Peripheral subsystem domain
The peripheral subsystem includes the general-purpose peripherals that are not commonly used during the processing or acquisition phases but that are a nice-to-have in a multi-functional microcontroller. It includes a general-purpose timer, a platform-level interrupt controller (PLIC), an inter-integrated circuit (I2C) interface, a serial peripheral interface (SPI) and 24 general-purpose input-output (GPIO). This subsystem is connected to the bus through a single interface but features an internal second level of decoding to direct the request to the proper peripheral. The subsystem can be clock-gated to save dynamic power or it can be switched off when not used for a long time.
Always-on peripheral subsystem domain
The always-on peripheral subsystem includes all IPs we want to keep on for the entire time. We custom-designed the SoC controller, the boot ROM, the power manager, the fast interrupt controller and the DMA in order to meet our needs and requirements. The remaining peripheral IPs, i.e., a general-purpose timer, a universal asynchronous receiver transmitter (UART), 2 SPIs and 8 GPIOs, come from important open-source projects. No power-gating strategy is applied to this domain.
ASIC implementation
The following image shows the block diagram of an ASIC implementation (HEEPocrates
) of X-HEEP that we used to extract the power values for our energy model.
In addition to the already mentioned peripherals, we added a pad ring, a pad controller, a frequency-locked loop (FLL), and an MCU controller. Then, we synthesised and placed and routed the design with TSMC 65nm CMOS technology
and two flavours of cells: low-voltage threshold (LVT) and high-voltage threshold (HVT). The former is high-performance but high-power, while the latter is low-power but low-performance.

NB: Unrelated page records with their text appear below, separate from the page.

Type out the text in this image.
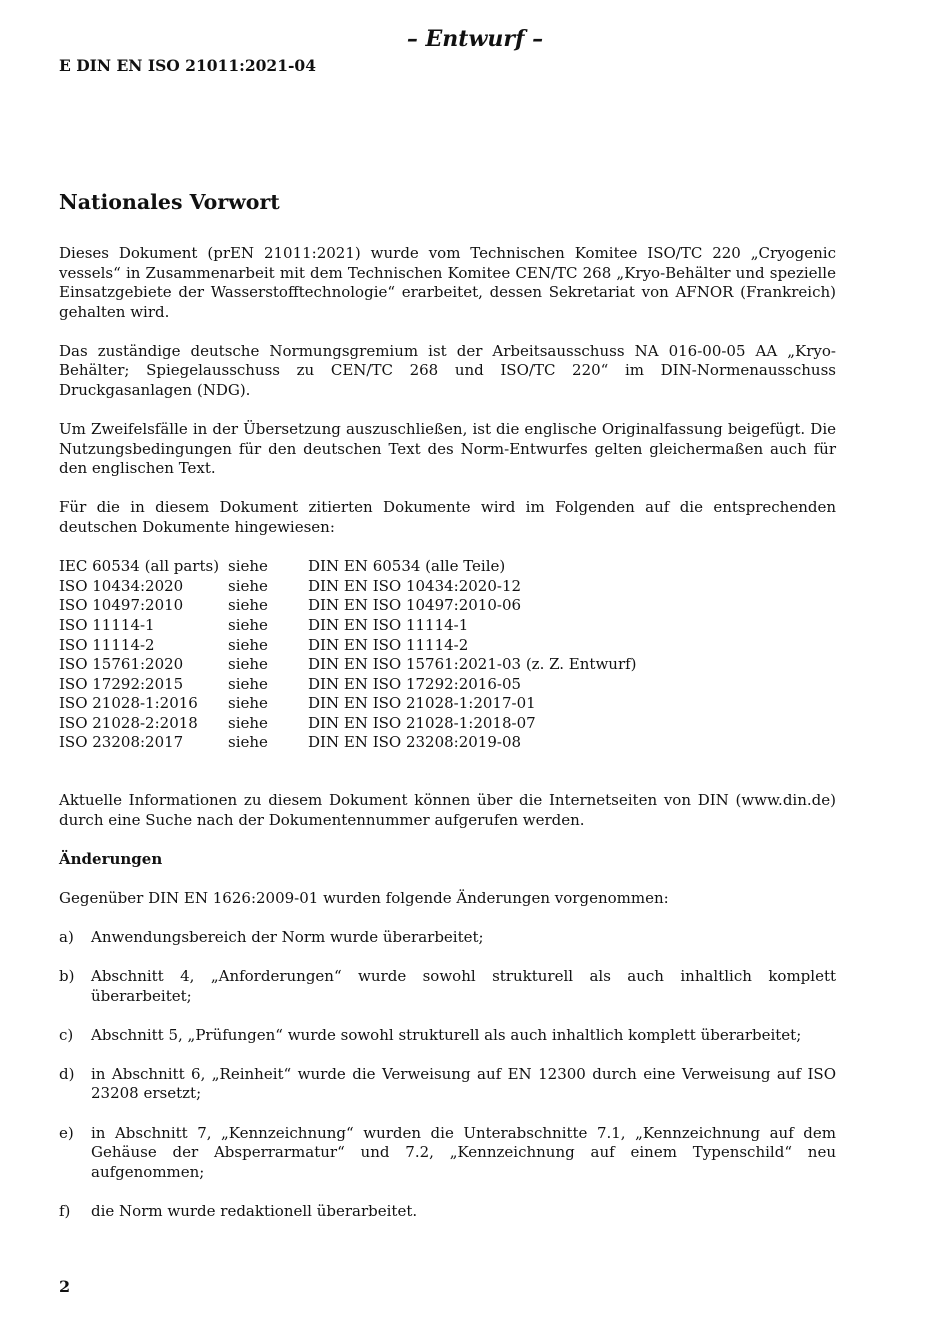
– Entwurf –
E DIN EN ISO 21011:2021-04
Nationales Vorwort

Dieses Dokument (prEN 21011:2021) wurde vom Technischen Komitee ISO/TC 220 „Cryogenic vessels“ in Zusammenarbeit mit dem Technischen Komitee CEN/TC 268 „Kryo-Behälter und spezielle Einsatzgebiete der Wasserstofftechnologie“ erarbeitet, dessen Sekretariat von AFNOR (Frankreich) gehalten wird.

Das zuständige deutsche Normungsgremium ist der Arbeitsausschuss NA 016-00-05 AA „Kryo-Behälter; Spiegelausschuss zu CEN/TC 268 und ISO/TC 220“ im DIN-Normenausschuss Druckgasanlagen (NDG).

Um Zweifelsfälle in der Übersetzung auszuschließen, ist die englische Originalfassung beigefügt. Die Nutzungsbedingungen für den deutschen Text des Norm-Entwurfes gelten gleichermaßen auch für den englischen Text.

Für die in diesem Dokument zitierten Dokumente wird im Folgenden auf die entsprechenden deutschen Dokumente hingewiesen:

IEC 60534 (all parts)	siehe	DIN EN 60534 (alle Teile)
ISO 10434:2020	siehe	DIN EN ISO 10434:2020-12
ISO 10497:2010	siehe	DIN EN ISO 10497:2010-06
ISO 11114-1	siehe	DIN EN ISO 11114-1
ISO 11114-2	siehe	DIN EN ISO 11114-2
ISO 15761:2020	siehe	DIN EN ISO 15761:2021-03 (z. Z. Entwurf)
ISO 17292:2015	siehe	DIN EN ISO 17292:2016-05
ISO 21028-1:2016	siehe	DIN EN ISO 21028-1:2017-01
ISO 21028-2:2018	siehe	DIN EN ISO 21028-1:2018-07
ISO 23208:2017	siehe	DIN EN ISO 23208:2019-08

Aktuelle Informationen zu diesem Dokument können über die Internetseiten von DIN (www.din.de) durch eine Suche nach der Dokumentennummer aufgerufen werden.

Änderungen

Gegenüber DIN EN 1626:2009-01 wurden folgende Änderungen vorgenommen:

a)	Anwendungsbereich der Norm wurde überarbeitet;
b)	Abschnitt 4, „Anforderungen“ wurde sowohl strukturell als auch inhaltlich komplett überarbeitet;
c)	Abschnitt 5, „Prüfungen“ wurde sowohl strukturell als auch inhaltlich komplett überarbeitet;
d)	in Abschnitt 6, „Reinheit“ wurde die Verweisung auf EN 12300 durch eine Verweisung auf ISO 23208 ersetzt;
e)	in Abschnitt 7, „Kennzeichnung“ wurden die Unterabschnitte 7.1, „Kennzeichnung auf dem Gehäuse der Absperrarmatur“ und 7.2, „Kennzeichnung auf einem Typenschild“ neu aufgenommen;
f)	die Norm wurde redaktionell überarbeitet.
2
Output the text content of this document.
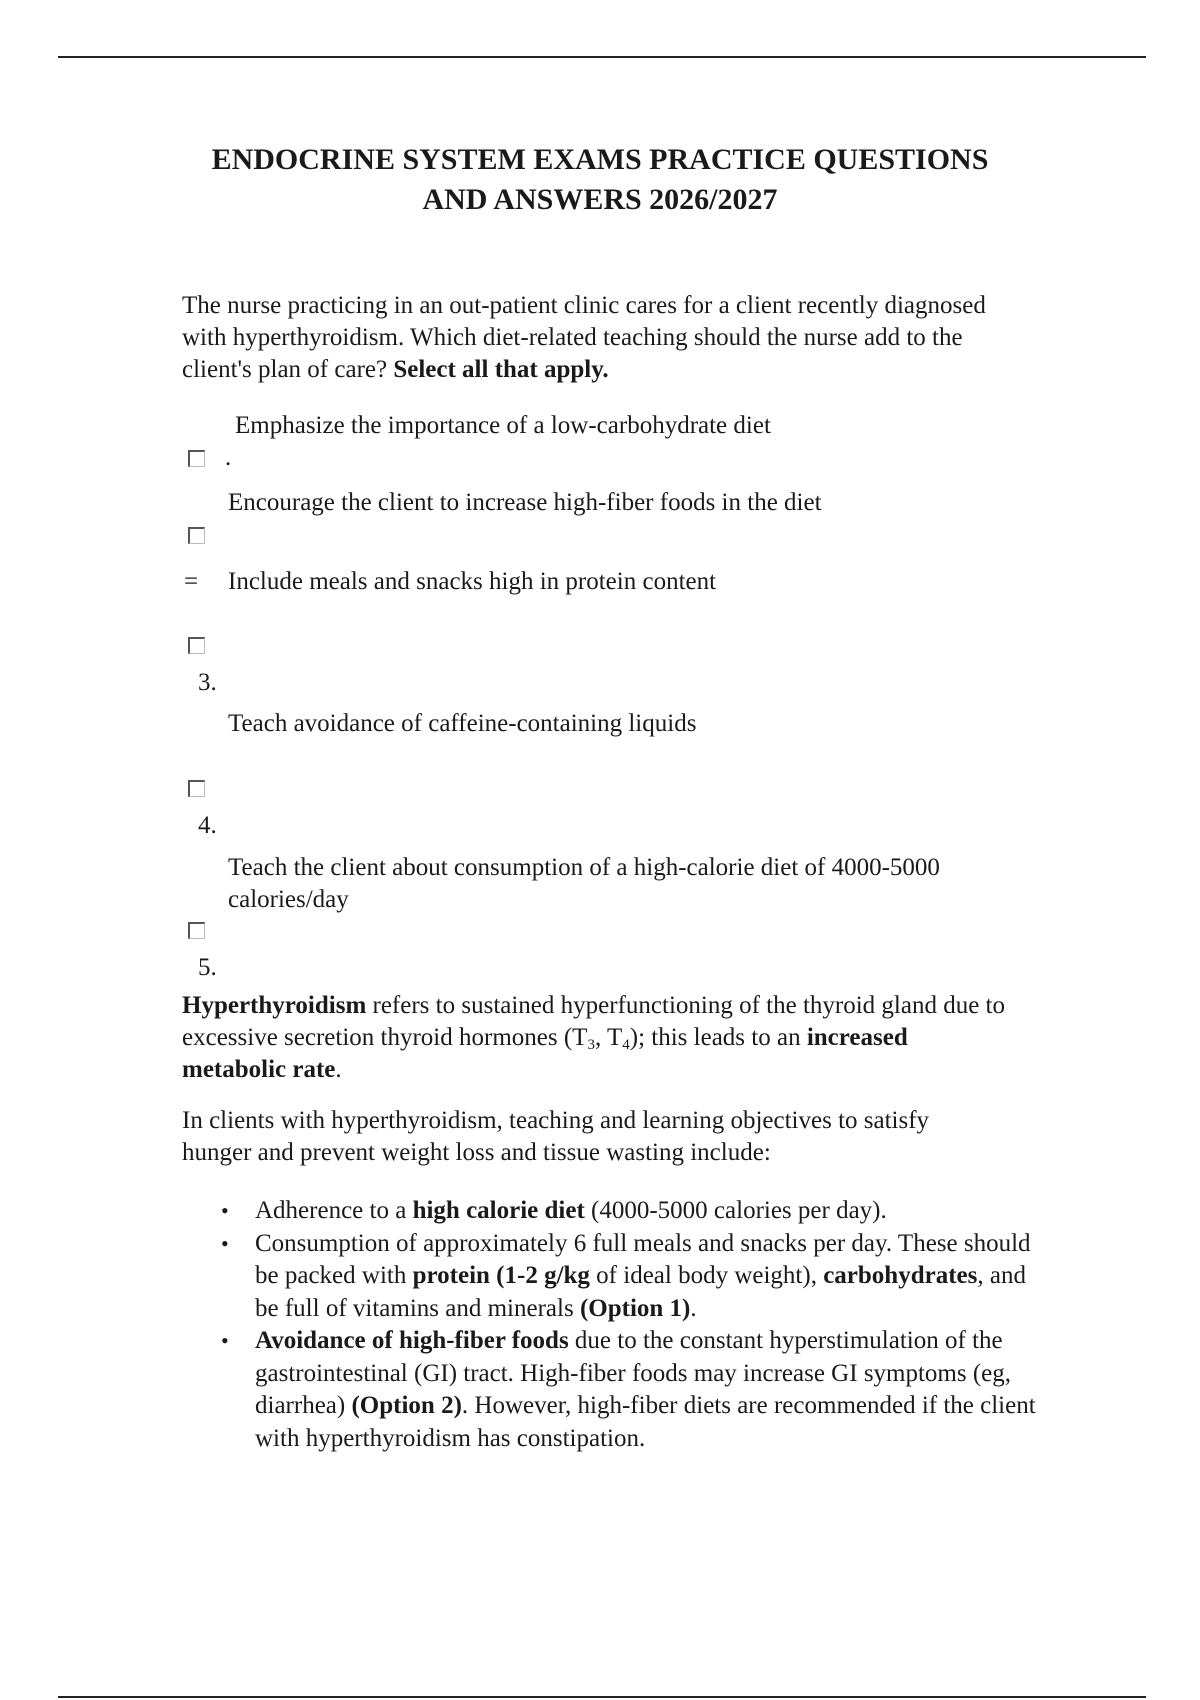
ENDOCRINE SYSTEM EXAMS PRACTICE QUESTIONS
AND ANSWERS 2026/2027

The nurse practicing in an out-patient clinic cares for a client recently diagnosed with hyperthyroidism. Which diet-related teaching should the nurse add to the client's plan of care? Select all that apply.

Emphasize the importance of a low-carbohydrate diet
.
Encourage the client to increase high-fiber foods in the diet
= Include meals and snacks high in protein content
3.
Teach avoidance of caffeine-containing liquids
4.
Teach the client about consumption of a high-calorie diet of 4000-5000 calories/day
5.

Hyperthyroidism refers to sustained hyperfunctioning of the thyroid gland due to excessive secretion thyroid hormones ($T_3$, $T_4$); this leads to an increased metabolic rate.

In clients with hyperthyroidism, teaching and learning objectives to satisfy hunger and prevent weight loss and tissue wasting include:

• Adherence to a high calorie diet (4000-5000 calories per day).
• Consumption of approximately 6 full meals and snacks per day. These should be packed with protein (1-2 g/kg of ideal body weight), carbohydrates, and be full of vitamins and minerals (Option 1).
• Avoidance of high-fiber foods due to the constant hyperstimulation of the gastrointestinal (GI) tract. High-fiber foods may increase GI symptoms (eg, diarrhea) (Option 2). However, high-fiber diets are recommended if the client with hyperthyroidism has constipation.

We simulated our design with dedicated test applications storing the switching activity file. Then, we performed a detailed power analysis to extract the leakage and average dynamic power of each IP in the architecture. These values are stored in two CSV files, called TSMC_65nm_LVT_20MHz.csv
and TSMC_65nm_HVT_20MHz.csv
, located in the folder ~/x_heep/sw/riscv/pwr_val
.
Warning
We have not been able to open-source the power values (leakage and dynamic) of the memory banks we used in our design due to licence reasons. These values are set to zero in the CSV power files, but feel free to add the values of your own memories, if you have any. Anyway, our team is working to provide power values of open-source memories!
Note
We extended our ASIC version, adding a course-grained reconfigurable array (CGRA) accelerator and an in-memory computing (IMC) accelerator, and then, we realized our first X-HEEP-based silicon chip, called HEEPpocrates. The chip targets ultra-low-power healthcare applications and is fabricated with TSMC 65nm CMOS technology. Soon, we will be able to perform power measurements on the physical chip and update our energy model with much more accurate real-world power values!